Exclusive–Dale Wilcox: Biden Gives the Disgraced SPLC New Life Lecturing on ‘Extremism’ to Our Military

SPLC Hate Map
Southern Poverty Law Center

For the Biden administration and its allies on the radical left, the driving ideological force behind its rise to power has been the narrative that America and its institutions are infested with race-based extremism.

It seems our only hope as a nation is to slap the “hateful extremist” scarlet letter on anyone with the wrong ideas, defenestrate them from society, and then teach the rest of us how to think the right way.  

Many people and groups are eager to be the teachers, as it comes with lucrative financial and social status rewards. A prominent example is Robin DiAngelo, author of the best-selling book “White Fragility,” who has amassed a small fortune by lecturing corporations on how they can come to terms with their own racist inclinations. 

With a crowded pool of “experts” to choose from, it was all the more sickening to learn that Biden’s Pentagon has enlisted the help of the Southern Poverty Law Center (SPLC) and other far-left groups to participate in their “Countering Extremism Working Group.” If the goal is truly to stamp out extremism, calling on the SPLC is like asking an arsonist to lecture firefighters on how to put out burning buildings. 

To those unfamiliar with its history, the SPLC has been a malignant tumor on our society for several decades. While it built its brand long ago by fighting the Ku Klux Klan and representing indigent African-Americans, the SPLC has since morphed into the bully of the town square. In addition to serving as a partisan content censor for several Big Tech social media platforms, it has made smearing mainstream conservative organizations as “hate groups” into a lucrative business. The “poverty” part of the SPLC’s name is a giant misnomer, as the group has raised nearly a half-billion dollars in donations from the likes of Apple, JPMorgan Chase and actor George Clooney.

Conservative groups targeted on the SPLC’s “hate map” find that character assassination is just the beginning. The SPLC’s ultimate goal is to destroy the groups on its map by bankrupting them through online de-platforming and encouraging banks, insurance companies and other vendors to treat them as pariahs.

Joe Biden’s far-left presidency must have been seen as a lifeline by the SPLC, as the organization has been reeling from a scandal that obliterated their image as a crusader for the rights of women, African-Americans and other minorities. A letter from SPLC workers to leadership in March 2019 referred to charges of “mistreatment, sexual harassment, gender discrimination and racism” within the organization. The subsequent firing of founder Morris Dees seemed to confirm one of the worst-kept secrets in politics: that Dees carried with him a decades-long track record of sexual harassment allegations from female SPLC employees, though he denied those claims.

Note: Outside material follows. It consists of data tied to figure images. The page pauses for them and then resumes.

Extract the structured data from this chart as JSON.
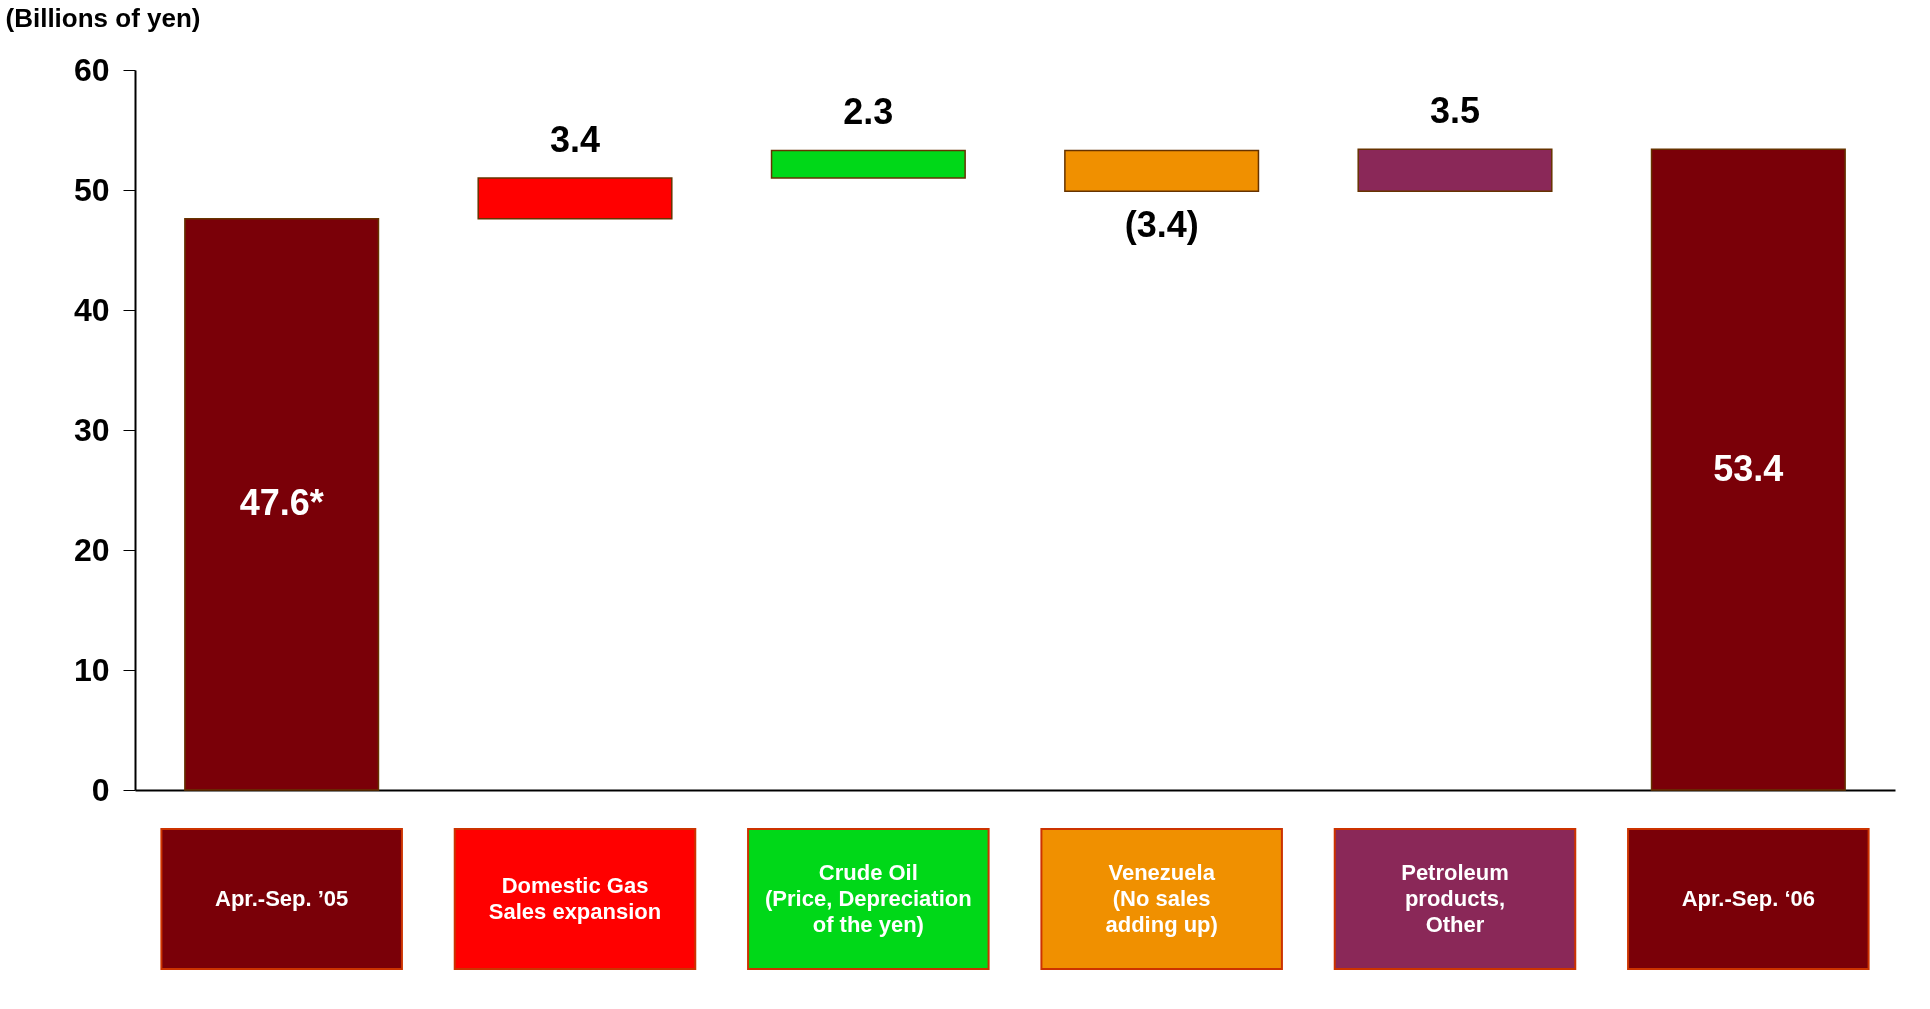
{
  "chart_data": {
    "type": "bar",
    "ylabel": "(Billions of yen)",
    "categories": [
      "Apr.-Sep. ’05",
      "Domestic Gas\nSales expansion",
      "Crude Oil\n(Price, Depreciation\nof the yen)",
      "Venezuela\n(No sales\nadding up)",
      "Petroleum\nproducts,\nOther",
      "Apr.-Sep. ‘06"
    ],
    "values": [
      47.6,
      3.4,
      2.3,
      -3.4,
      3.5,
      53.4
    ],
    "base": [
      0,
      47.6,
      51.0,
      53.3,
      49.9,
      0
    ],
    "value_labels": [
      "47.6*",
      "3.4",
      "2.3",
      "(3.4)",
      "3.5",
      "53.4"
    ],
    "colors": [
      "#7a0008",
      "#ff0000",
      "#00d818",
      "#f09000",
      "#8a2858",
      "#7a0008"
    ],
    "ylim": [
      0,
      60
    ],
    "yticks": [
      0,
      10,
      20,
      30,
      40,
      50,
      60
    ]
  }
}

Despite the organization’s best efforts to spin the story, the scandal was not limited merely to its patriarch’s toxic behavior. The departure of Dees served to expose massive cultural rot within the organization. Longtime SPLC President Richard Cohen resigned, along with legal director Rhonda Brownstein and board member Jocelyn Benson. Meredith Horton, an African-American SPLC attorney, also resigned, citing the group’s lack of inclusiveness in its hiring practices. 

The shattering of the SPLC’s image continued with an article in The New Yorker by former employee Bob Moser. He described a group that cynically manufactured a phobia against purported right-wing hate groups to trigger a flood of donations from wealthy coastal liberals. “…it was hard for many of us,” Moser wrote, “not to feel like we’d become pawns in what was, in many respects, a highly profitable scam.”

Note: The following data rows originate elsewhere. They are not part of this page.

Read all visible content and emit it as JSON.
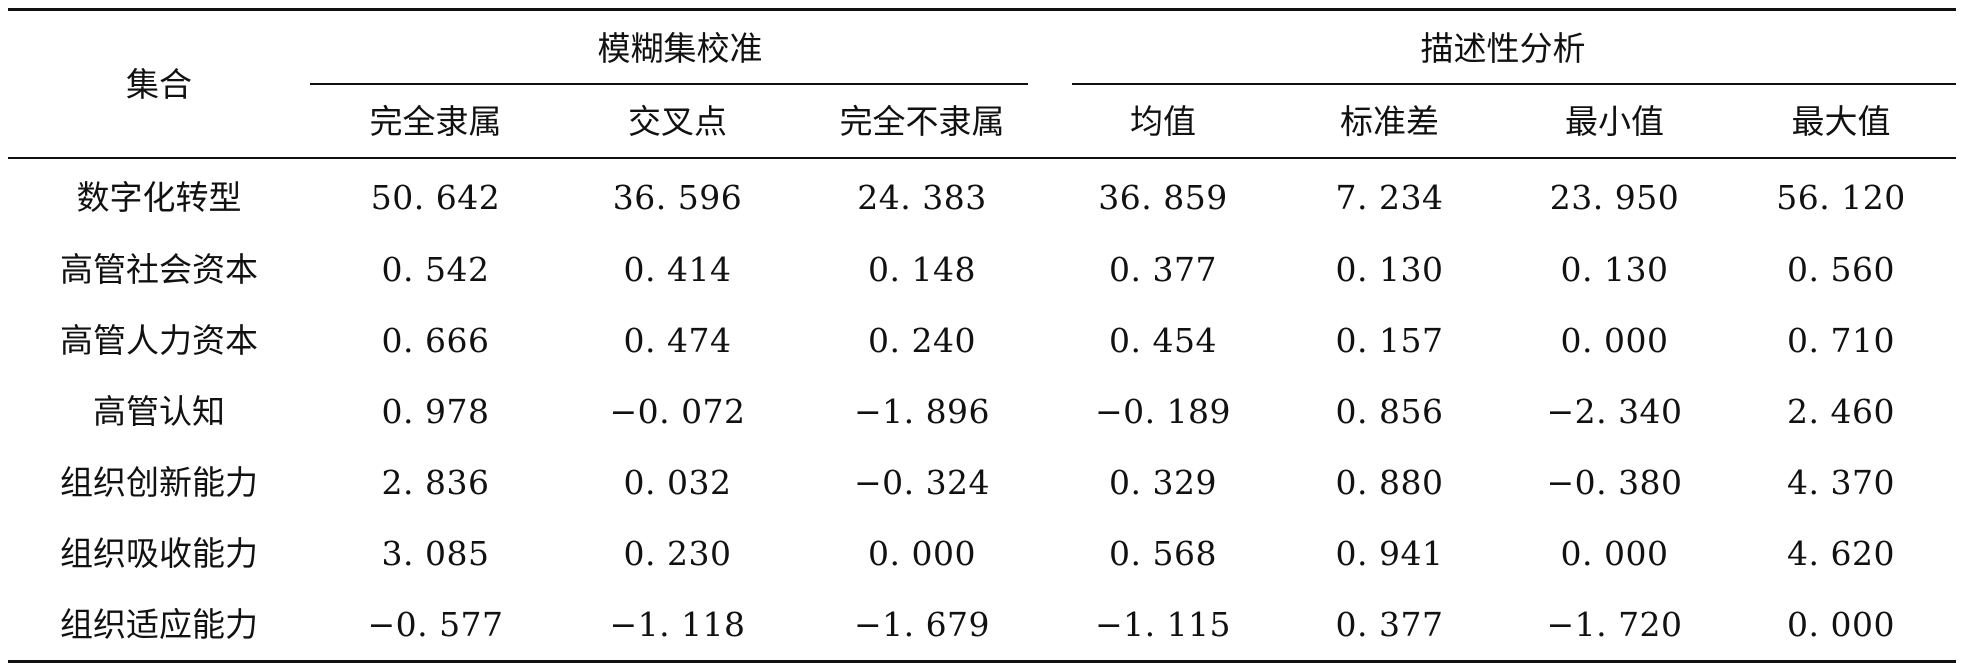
{
  "table": {
    "row_header_label": "集合",
    "groups": [
      {
        "label": "模糊集校准",
        "span": 3
      },
      {
        "label": "描述性分析",
        "span": 4
      }
    ],
    "columns": [
      "完全隶属",
      "交叉点",
      "完全不隶属",
      "均值",
      "标准差",
      "最小值",
      "最大值"
    ],
    "rows": [
      {
        "name": "数字化转型",
        "values": [
          "50. 642",
          "36. 596",
          "24. 383",
          "36. 859",
          "7. 234",
          "23. 950",
          "56. 120"
        ]
      },
      {
        "name": "高管社会资本",
        "values": [
          "0. 542",
          "0. 414",
          "0. 148",
          "0. 377",
          "0. 130",
          "0. 130",
          "0. 560"
        ]
      },
      {
        "name": "高管人力资本",
        "values": [
          "0. 666",
          "0. 474",
          "0. 240",
          "0. 454",
          "0. 157",
          "0. 000",
          "0. 710"
        ]
      },
      {
        "name": "高管认知",
        "values": [
          "0. 978",
          "−0. 072",
          "−1. 896",
          "−0. 189",
          "0. 856",
          "−2. 340",
          "2. 460"
        ]
      },
      {
        "name": "组织创新能力",
        "values": [
          "2. 836",
          "0. 032",
          "−0. 324",
          "0. 329",
          "0. 880",
          "−0. 380",
          "4. 370"
        ]
      },
      {
        "name": "组织吸收能力",
        "values": [
          "3. 085",
          "0. 230",
          "0. 000",
          "0. 568",
          "0. 941",
          "0. 000",
          "4. 620"
        ]
      },
      {
        "name": "组织适应能力",
        "values": [
          "−0. 577",
          "−1. 118",
          "−1. 679",
          "−1. 115",
          "0. 377",
          "−1. 720",
          "0. 000"
        ]
      }
    ]
  }
}
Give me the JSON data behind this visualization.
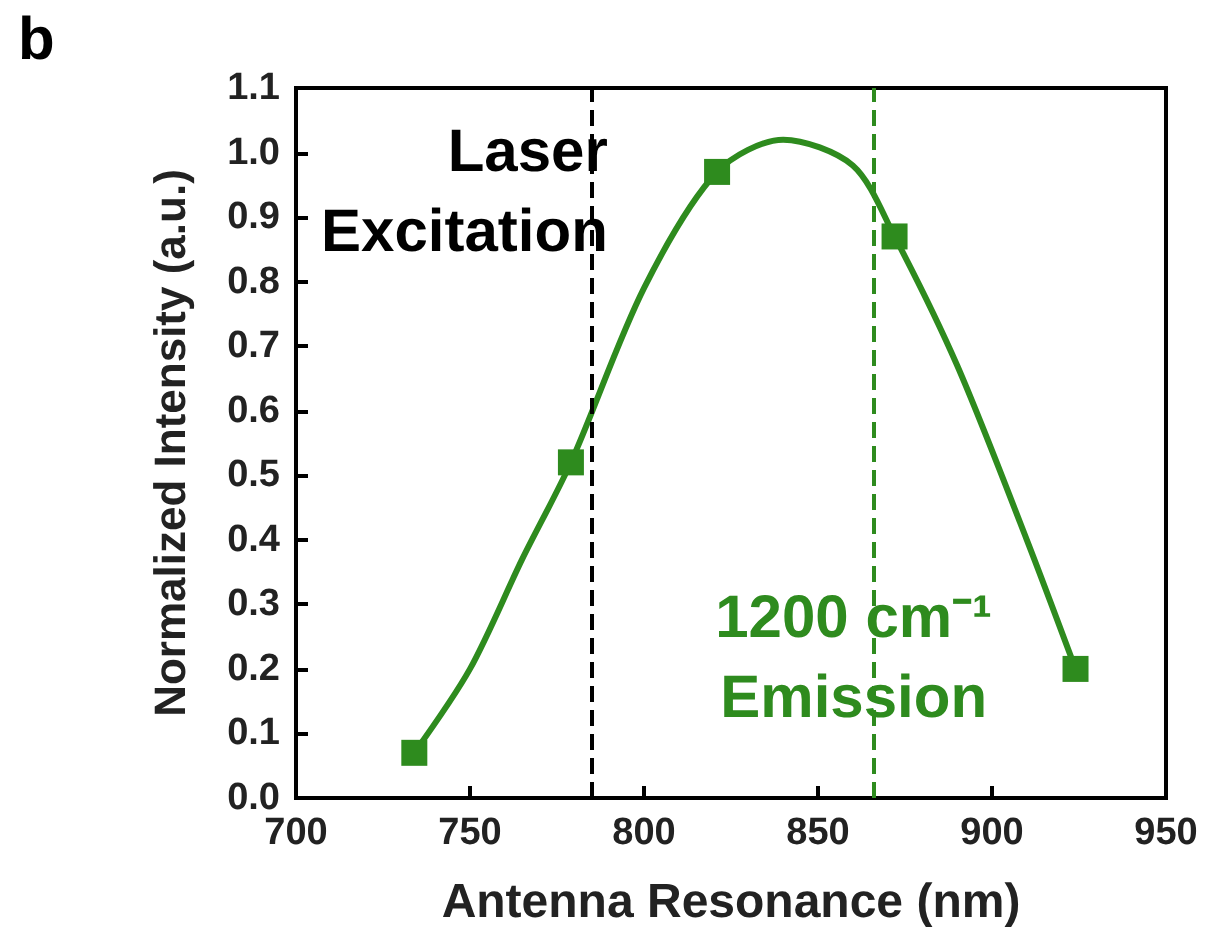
{
  "chart_data": {
    "type": "scatter",
    "title": "b",
    "xlabel": "Antenna Resonance (nm)",
    "ylabel": "Normalized Intensity (a.u.)",
    "xlim": [
      700,
      950
    ],
    "xticks": [
      700,
      750,
      800,
      850,
      900,
      950
    ],
    "ylim": [
      0,
      1.1
    ],
    "yticks": [
      {
        "value": 0,
        "label": "0.0"
      },
      0.1,
      0.2,
      0.3,
      0.4,
      0.5,
      0.6,
      0.7,
      0.8,
      0.9,
      {
        "value": 1,
        "label": "1.0"
      },
      1.1
    ],
    "marker": "square",
    "grid": false,
    "series": [
      {
        "color": "#2e8b1e",
        "x": [
          734,
          779,
          821,
          872,
          924
        ],
        "values": [
          0.07,
          0.52,
          0.97,
          0.87,
          0.2
        ]
      },
      {
        "type": "line",
        "color": "#2e8b1e",
        "marker": "none",
        "x": [
          734,
          750,
          765,
          779,
          800,
          821,
          840,
          860,
          872,
          890,
          910,
          924
        ],
        "values": [
          0.07,
          0.2,
          0.37,
          0.52,
          0.79,
          0.97,
          1.02,
          0.98,
          0.87,
          0.67,
          0.4,
          0.2
        ]
      }
    ],
    "ref_lines": [
      {
        "axis": "x",
        "value": 785,
        "color": "#000000",
        "line_style": "dashed",
        "label": "Laser\nExcitation"
      },
      {
        "axis": "x",
        "value": 866,
        "color": "#2e8b1e",
        "line_style": "dashed",
        "label": "1200 cm⁻¹\nEmission"
      }
    ]
  }
}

While portraying itself as the virtuous punisher of extremists, the SPLC has faced allegations that its rhetoric has fueled left-wing extremism. This was on display on 2013 when Floyd Corkins stormed the Washington office of the Family Research Council (FRC) intent on mass murder. He brought with him a gun and Chick-fil-A sandwiches, which he planned to smear in the faces of his victims after shooting them. His plan failed only because a brave security officer in the lobby thwarted him despite being wounded in the altercation. 

When questioned by police after his arrest, Corkins said he chose the FRC as his target after seeing it listed on the SPLC’s hate map. Did the media blame the SPLC for inspiring the attack? Of course not. In fact, the SPLC is still cited by the media as the unquestioned authority on who is and is not an extremist.  

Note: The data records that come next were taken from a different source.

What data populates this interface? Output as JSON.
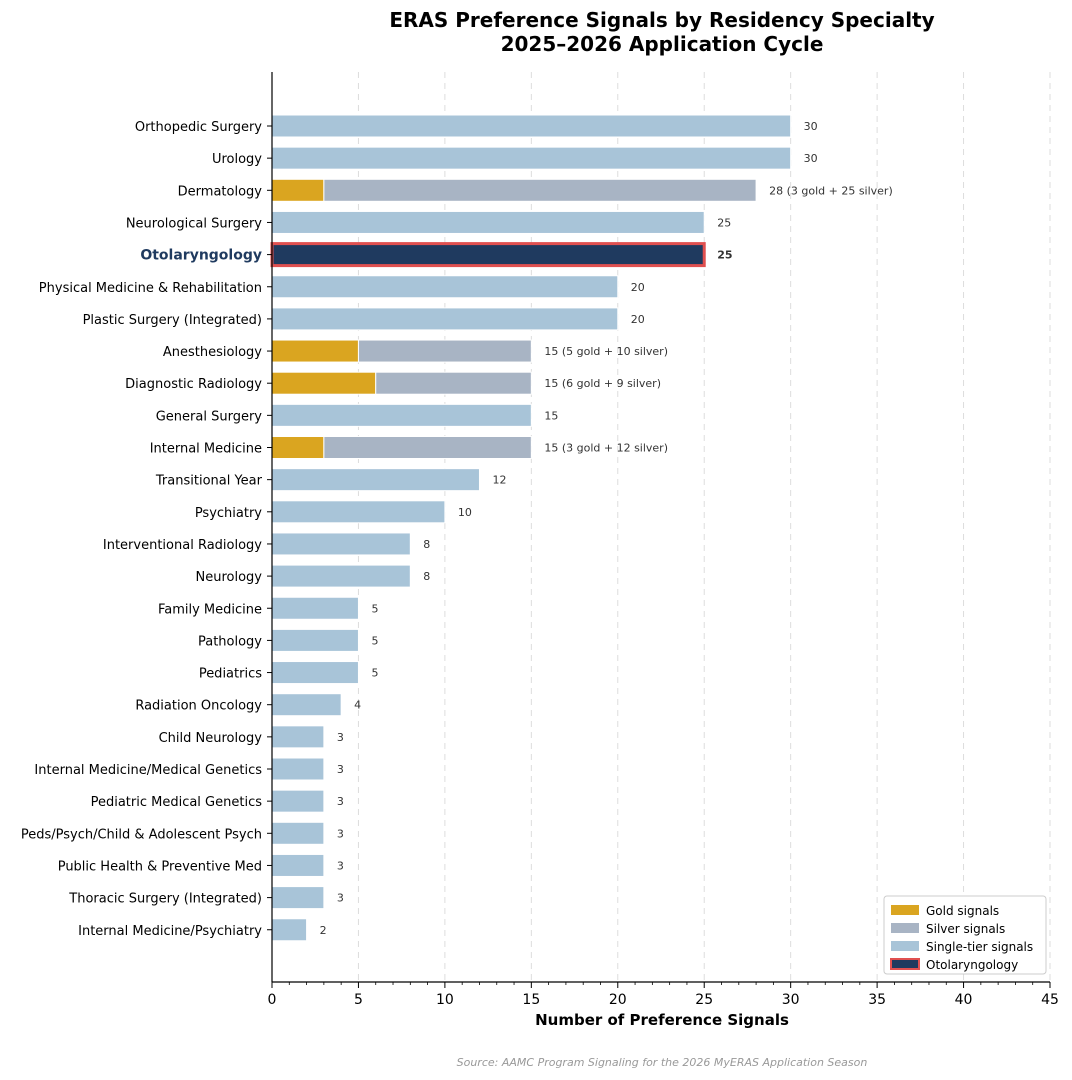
{
  "chart_data": {
    "type": "bar",
    "orientation": "horizontal",
    "stacked": true,
    "title": "ERAS Preference Signals by Residency Specialty",
    "subtitle": "2025–2026 Application Cycle",
    "xlabel": "Number of Preference Signals",
    "ylabel": "",
    "xlim": [
      0,
      45
    ],
    "xticks": [
      "0",
      "5",
      "10",
      "15",
      "20",
      "25",
      "30",
      "35",
      "40",
      "45"
    ],
    "grid": "x-dashed",
    "legend_position": "bottom-right",
    "highlight": "Otolaryngology",
    "categories": [
      "Orthopedic Surgery",
      "Urology",
      "Dermatology",
      "Neurological Surgery",
      "Otolaryngology",
      "Physical Medicine & Rehabilitation",
      "Plastic Surgery (Integrated)",
      "Anesthesiology",
      "Diagnostic Radiology",
      "General Surgery",
      "Internal Medicine",
      "Transitional Year",
      "Psychiatry",
      "Interventional Radiology",
      "Neurology",
      "Family Medicine",
      "Pathology",
      "Pediatrics",
      "Radiation Oncology",
      "Child Neurology",
      "Internal Medicine/Medical Genetics",
      "Pediatric Medical Genetics",
      "Peds/Psych/Child & Adolescent Psych",
      "Public Health & Preventive Med",
      "Thoracic Surgery (Integrated)",
      "Internal Medicine/Psychiatry"
    ],
    "series": [
      {
        "name": "Gold signals",
        "color": "#DAA520",
        "values": [
          0,
          0,
          3,
          0,
          0,
          0,
          0,
          5,
          6,
          0,
          3,
          0,
          0,
          0,
          0,
          0,
          0,
          0,
          0,
          0,
          0,
          0,
          0,
          0,
          0,
          0
        ]
      },
      {
        "name": "Silver signals",
        "color": "#A8B4C4",
        "values": [
          0,
          0,
          25,
          0,
          0,
          0,
          0,
          10,
          9,
          0,
          12,
          0,
          0,
          0,
          0,
          0,
          0,
          0,
          0,
          0,
          0,
          0,
          0,
          0,
          0,
          0
        ]
      },
      {
        "name": "Single-tier signals",
        "color": "#A8C4D8",
        "values": [
          30,
          30,
          0,
          25,
          0,
          20,
          20,
          0,
          0,
          15,
          0,
          12,
          10,
          8,
          8,
          5,
          5,
          5,
          4,
          3,
          3,
          3,
          3,
          3,
          3,
          2
        ]
      },
      {
        "name": "Otolaryngology",
        "color": "#1F3A5F",
        "edge_color": "#E05050",
        "values": [
          0,
          0,
          0,
          0,
          25,
          0,
          0,
          0,
          0,
          0,
          0,
          0,
          0,
          0,
          0,
          0,
          0,
          0,
          0,
          0,
          0,
          0,
          0,
          0,
          0,
          0
        ]
      }
    ],
    "data_labels": [
      "30",
      "30",
      "28  (3 gold + 25 silver)",
      "25",
      "25",
      "20",
      "20",
      "15  (5 gold + 10 silver)",
      "15  (6 gold + 9 silver)",
      "15",
      "15  (3 gold + 12 silver)",
      "12",
      "10",
      "8",
      "8",
      "5",
      "5",
      "5",
      "4",
      "3",
      "3",
      "3",
      "3",
      "3",
      "3",
      "2"
    ],
    "source": "Source: AAMC Program Signaling for the 2026 MyERAS Application Season"
  }
}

Considering the unforgiving cancel culture that is currently ascendant, a group with the SPLC’s shameful history should be banished forever from the public square where it has tried to intimidate so many others. Because they advocate for the radical left, however, the SPLC’s sins receive scant attention. Now, with fellow travelers calling the shots in the Oval Office, the SPLC’s resuscitation is complete. That this administration deems such a group worthy to influence our military is yet more evidence of their pernicious agenda. 

Dale L. Wilcox is executive director and general counsel at the Immigration Reform Law Institute, a public interest law firm working to defend the rights and interests of the American people from the negative effects of mass migration.